Movido pela ânsia eleitoreira de desonerar
a classe média por meio da correção da tabela do IR, objetivo que pode ser
meritório se inserido num conjunto coerente de mudanças, o governo buscou
tratar de múltiplos aspectos sem fazer cálculos cuidadosos.
A esperança de que os erros iniciais
pudessem ser corrigidos também caiu por terra com a divulgação do substitutivo
do relator, deputado Celso Sabino (PSDB-PI). O texto é uma tentativa de
equilibrar demandas, não de sanar vícios.

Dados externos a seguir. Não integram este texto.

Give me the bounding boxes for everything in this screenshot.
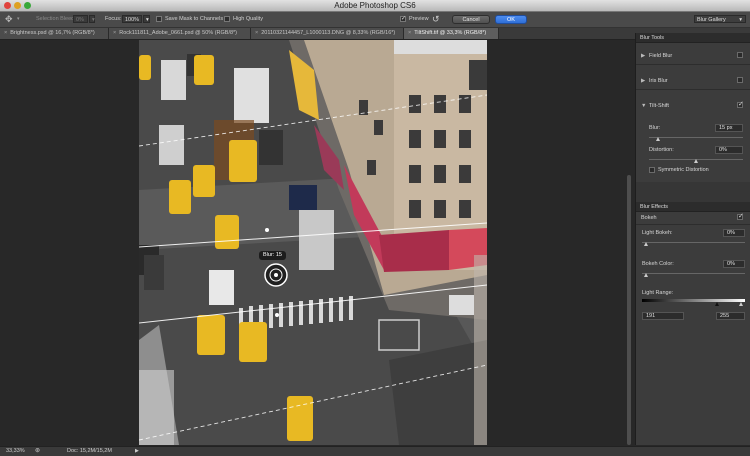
light-bokeh-field[interactable]: 0%: [723, 229, 745, 237]
light-range-max-thumb[interactable]: [739, 302, 743, 306]
preview-checkbox[interactable]: ✓: [400, 16, 406, 22]
light-range-label: Light Range:: [642, 290, 674, 296]
collapse-icon[interactable]: ▼: [641, 97, 646, 115]
tab-label: Brightness.psd @ 16,7% (RGB/8*): [10, 30, 95, 36]
bokeh-color-label: Bokeh Color:: [642, 261, 674, 267]
distortion-value-field[interactable]: 0%: [715, 146, 743, 154]
remove-pins-icon[interactable]: ↺: [432, 14, 440, 25]
options-bar: ✥ ▾ Selection Bleed: 0% ▾ Focus: 100% ▾ …: [0, 12, 750, 28]
item-label: Iris Blur: [649, 78, 668, 84]
close-icon[interactable]: ×: [113, 30, 116, 36]
light-range-max-field[interactable]: 255: [716, 312, 745, 320]
panel-title: Blur Effects: [640, 204, 669, 210]
light-range-min-thumb[interactable]: [715, 302, 719, 306]
ok-button[interactable]: OK: [495, 15, 527, 24]
bokeh-color-slider-thumb[interactable]: [644, 273, 648, 277]
distortion-slider-thumb[interactable]: [693, 159, 698, 163]
light-range-gradient: [642, 299, 745, 302]
divider: [636, 224, 750, 225]
tilt-shift-photo[interactable]: [139, 40, 487, 445]
close-icon[interactable]: ×: [4, 30, 7, 36]
close-icon[interactable]: ×: [408, 30, 411, 36]
tab-rock[interactable]: × Rock111811_Adobe_0661.psd @ 50% (RGB/8*…: [109, 28, 251, 39]
high-quality-checkbox[interactable]: [224, 16, 230, 22]
blur-label: Blur:: [649, 125, 661, 131]
symmetric-distortion-checkbox[interactable]: [649, 167, 655, 173]
tilt-shift-item[interactable]: ▼ Tilt-Shift ✓: [636, 97, 750, 115]
tab-tiltshift[interactable]: × TiltShift.tif @ 33,3% (RGB/8*): [404, 28, 499, 39]
tool-preset-icon[interactable]: ✥: [5, 14, 13, 25]
field-blur-item[interactable]: ▶ Field Blur: [636, 47, 750, 65]
symmetric-distortion-label: Symmetric Distortion: [658, 167, 709, 173]
item-label: Field Blur: [649, 53, 673, 59]
chevron-down-icon[interactable]: ▾: [17, 16, 20, 22]
field-blur-checkbox[interactable]: [737, 52, 743, 58]
vertical-scrollbar[interactable]: [627, 175, 631, 445]
panel-title: Blur Tools: [640, 35, 665, 41]
high-quality-label: High Quality: [233, 16, 263, 22]
preview-label: Preview: [409, 16, 429, 22]
blur-pin-readout: Blur: 15: [259, 251, 286, 260]
light-bokeh-slider-track[interactable]: [642, 242, 745, 243]
chevron-down-icon: ▾: [739, 17, 742, 23]
workspace-label: Blur Gallery: [697, 17, 726, 23]
tab-label: 20110321144457_L1000113.DNG @ 8,33% (RGB…: [261, 30, 396, 36]
title-bar: Adobe Photoshop CS6: [0, 0, 750, 12]
iris-blur-item[interactable]: ▶ Iris Blur: [636, 72, 750, 90]
focus-dropdown[interactable]: ▾: [143, 15, 150, 23]
light-bokeh-slider-thumb[interactable]: [644, 242, 648, 246]
bokeh-checkbox[interactable]: ✓: [737, 213, 744, 220]
cancel-button[interactable]: Cancel: [452, 15, 490, 24]
blur-value-field[interactable]: 15 px: [715, 124, 743, 132]
tab-label: TiltShift.tif @ 33,3% (RGB/8*): [414, 30, 487, 36]
save-mask-label: Save Mask to Channels: [165, 16, 224, 22]
street-scene-image: [139, 40, 487, 445]
item-label: Tilt-Shift: [649, 103, 669, 109]
tab-brightness[interactable]: × Brightness.psd @ 16,7% (RGB/8*): [0, 28, 109, 39]
panel-spacer: [636, 182, 750, 202]
iris-blur-checkbox[interactable]: [737, 77, 743, 83]
selection-bleed-field[interactable]: 0%: [73, 15, 88, 23]
light-range-min-field[interactable]: 191: [642, 312, 684, 320]
blur-panels: Blur Tools ▶ Field Blur ▶ Iris Blur ▼ Ti…: [635, 33, 750, 445]
expand-icon[interactable]: ▶: [641, 72, 645, 90]
blur-slider-thumb[interactable]: [655, 137, 660, 141]
tab-dng[interactable]: × 20110321144457_L1000113.DNG @ 8,33% (RG…: [251, 28, 404, 39]
bokeh-color-slider-track[interactable]: [642, 273, 745, 274]
bokeh-label: Bokeh: [641, 215, 657, 221]
close-icon[interactable]: ×: [255, 30, 258, 36]
workspace-switcher[interactable]: Blur Gallery ▾: [694, 15, 746, 23]
focus-label: Focus:: [105, 16, 122, 22]
blur-effects-header[interactable]: Blur Effects: [636, 202, 750, 212]
bokeh-color-field[interactable]: 0%: [723, 260, 745, 268]
window-title: Adobe Photoshop CS6: [334, 1, 416, 10]
tab-label: Rock111811_Adobe_0661.psd @ 50% (RGB/8*): [119, 30, 238, 36]
save-mask-checkbox[interactable]: [156, 16, 162, 22]
blur-slider-track[interactable]: [649, 137, 743, 138]
tilt-shift-checkbox[interactable]: ✓: [737, 101, 744, 108]
focus-field[interactable]: 100%: [122, 15, 142, 23]
selection-bleed-label: Selection Bleed:: [36, 16, 76, 22]
light-bokeh-label: Light Bokeh:: [642, 230, 673, 236]
selection-bleed-dropdown[interactable]: ▾: [89, 15, 95, 23]
blur-tools-header[interactable]: Blur Tools: [636, 33, 750, 43]
distortion-label: Distortion:: [649, 147, 674, 153]
expand-icon[interactable]: ▶: [641, 47, 645, 65]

O princípio essencial de justiça tributária
que consta da proposta é a instituição da cobrança sobre dividendos
distribuídos por empresas a seus acionistas, como defende esta Folha, e que
deveria compensar os impactos na arrecadação da redução do imposto corporativo
e da correção da tabela para pessoas físicas.
Ocorre que o relator preservou a isenção
para empresas do Simples e para dividendos de até R$ 20 mil mensais recebidos
de micro e pequenas empresas, favorecendo os que se organizam como pessoas jurídicas
para obterem a renda de seu trabalho. Tal patamar não faz sentido num país com
renda per capita de R$ 2.931 mensais em 2020.
Embora os muito ricos paguem mais,
corretamente, na proposta em debate, para a grande maioria dos que recebem
dividendos foi mantida a distorção ante trabalhadores celetistas que estão
sujeitos a uma carga muito maior.
Com a redução do IR das pessoas jurídicas e
outras providências, o projeto em sua versão atual geraria uma perda de até R$
30 bilhões anuais, que afetariam também estados e municípios.
As compensações elencadas carecem de
credibilidade. Passam por promessas de redução de incentivos fiscais, para quem
quiser acreditar, receitas que ocorreriam apenas uma vez (como as que atingem
fundos de investimento) e ganhos que dependem de crescimento mais acelerado da
economia.
Dado o regime de urgência aprovado, parece
provável que o relatório seja votado na Câmara nos próximos dias. Com os
problemas que ainda restam, contudo, o melhor é continuar buscando
aperfeiçoamentos, sem deliberação açodada.